Che Arte e Salute abbiano un legame forte, quasi magico, non è certo notizia dell’ultim’ora. Ricordate, ad esempio, il caso della paziente operata al cervello mentre suonava il violino? Che la musica possa essere di grande aiuto nella gestione dello stress e dei livelli di ansia, o nella cura dei pazienti affetti da demenza è dimostrato da molti attendibili studi. A volte il legame tra l’arte e la mente umana può essere più profondo, finanche più oscuro, come sa bene chi ha sperimentato la sindrome di Stendhal, un’affezione che provoca tachicardia, vertigini, confusione e allucinazioni in persone messe al cospetto di opere d’arte di straordinaria bellezza.
A quanto pare, però, questo legame abbraccia casi molto più generali di quelli molto specifici fin qui presi in esame. Una nuova ricerca effettuata dallo University College di Londra e pubblicata sul prestigioso British Medical Journal sembra mostrare una forte correlazione tra frequentazione di musei, teatri, concerti e gallerie d’arte e aspettativa di vita.

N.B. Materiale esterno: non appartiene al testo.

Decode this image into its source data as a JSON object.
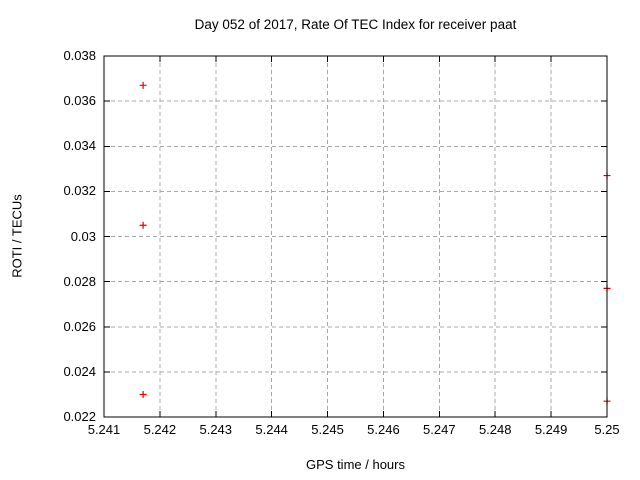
{
  "chart_data": {
    "type": "scatter",
    "title": "Day 052 of 2017, Rate Of TEC Index for receiver paat",
    "xlabel": "GPS time / hours",
    "ylabel": "ROTI / TECUs",
    "xlim": [
      5.241,
      5.25
    ],
    "ylim": [
      0.022,
      0.038
    ],
    "grid": "dashed",
    "legend_position": "none",
    "marker": "plus",
    "marker_color": "#ee0000",
    "axis_color": "#000000",
    "grid_color": "#a8a8a8",
    "xticks": [
      {
        "value": 5.241,
        "label": "5.241"
      },
      {
        "value": 5.242,
        "label": "5.242"
      },
      {
        "value": 5.243,
        "label": "5.243"
      },
      {
        "value": 5.244,
        "label": "5.244"
      },
      {
        "value": 5.245,
        "label": "5.245"
      },
      {
        "value": 5.246,
        "label": "5.246"
      },
      {
        "value": 5.247,
        "label": "5.247"
      },
      {
        "value": 5.248,
        "label": "5.248"
      },
      {
        "value": 5.249,
        "label": "5.249"
      },
      {
        "value": 5.25,
        "label": "5.25"
      }
    ],
    "yticks": [
      {
        "value": 0.022,
        "label": "0.022"
      },
      {
        "value": 0.024,
        "label": "0.024"
      },
      {
        "value": 0.026,
        "label": "0.026"
      },
      {
        "value": 0.028,
        "label": "0.028"
      },
      {
        "value": 0.03,
        "label": "0.03"
      },
      {
        "value": 0.032,
        "label": "0.032"
      },
      {
        "value": 0.034,
        "label": "0.034"
      },
      {
        "value": 0.036,
        "label": "0.036"
      },
      {
        "value": 0.038,
        "label": "0.038"
      }
    ],
    "points": [
      {
        "x": 5.2417,
        "y": 0.0367
      },
      {
        "x": 5.2417,
        "y": 0.0305
      },
      {
        "x": 5.2417,
        "y": 0.023
      },
      {
        "x": 5.25,
        "y": 0.0327
      },
      {
        "x": 5.25,
        "y": 0.0277
      },
      {
        "x": 5.25,
        "y": 0.0227
      }
    ]
  }
}
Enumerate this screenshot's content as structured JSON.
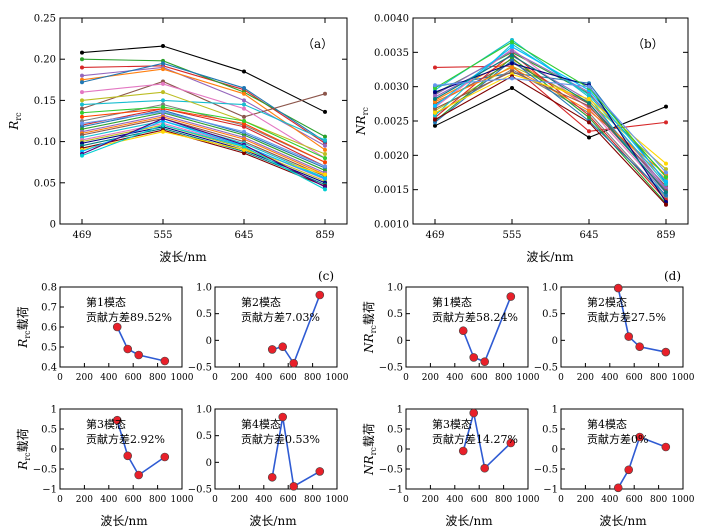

Secondo questa ricerca, condotta durante un follow up medio di 12 anni, frequentare almeno una volta al mese uno di questi luoghi riduce il rischio di morire addirittura del 31%. Anche chi ha potuto godere di queste attività culturali solo una o due volte l’anno ha visto una riduzione del rischio di morte del 14%. E questo, a quanto pare, quali che fossero stato civile, l’occupazione, la ricchezza, l’istruzione e i gruppi di amicizia. Numeri che, se si dimostrassero veri, sarebbero strabilianti.
Per realizzare lo studio i ricercatori dell’University College di Londra hanno chiesto a 6.710 persone, di età superiore ai 50 anni, di elencare la frequenza con cui hanno frequentato eventi artistici di qualsiasi sfera. L’età media degli intervistati era di 66 anni e il gruppo era composto per il 54% da donne. Gli autori dello studio sottolineano che altri fattori potrebbero aver avuto un ruolo di disturbo nella ricerca: il fatto stesso di recarsi al teatro o al museo, ad esempio, potrebbe dimostrare una migliore salute mentale, o l’assenza di problemi di mobilità che renderebbero difficile o impossibile la fruizione di spazi artistici e che possono inficiare lo stato di Salute per altre vie. I risultati, tuttavia, sembrano gli stessi anche ove lo studio venga sterilizzato da queste incidenze esterne e adeguato a questi fattori.
La parte più triste di questo studio, però, è che coloro che trarrebbero i maggiori benefici da questa “terapia artistica” (depressi o persone in grande solitudine) sono proprio coloro che, volenti o nolenti, ne fanno meno uso. Allo stesso modo, il 40% degli appartenenti al gruppo meno ricco ha riferito di non aver avuto mai accesso ad attività culturali.
“È necessario che nella nostra concezione di Salute nuovo spazio sia dato a fattori sociali deteminanti – concludono i ricercatori della University College – e che si cominci a lavorare per garantire che i benefici per la Salute di queste attività siano accessibili a coloro a cui più gioverebbero”.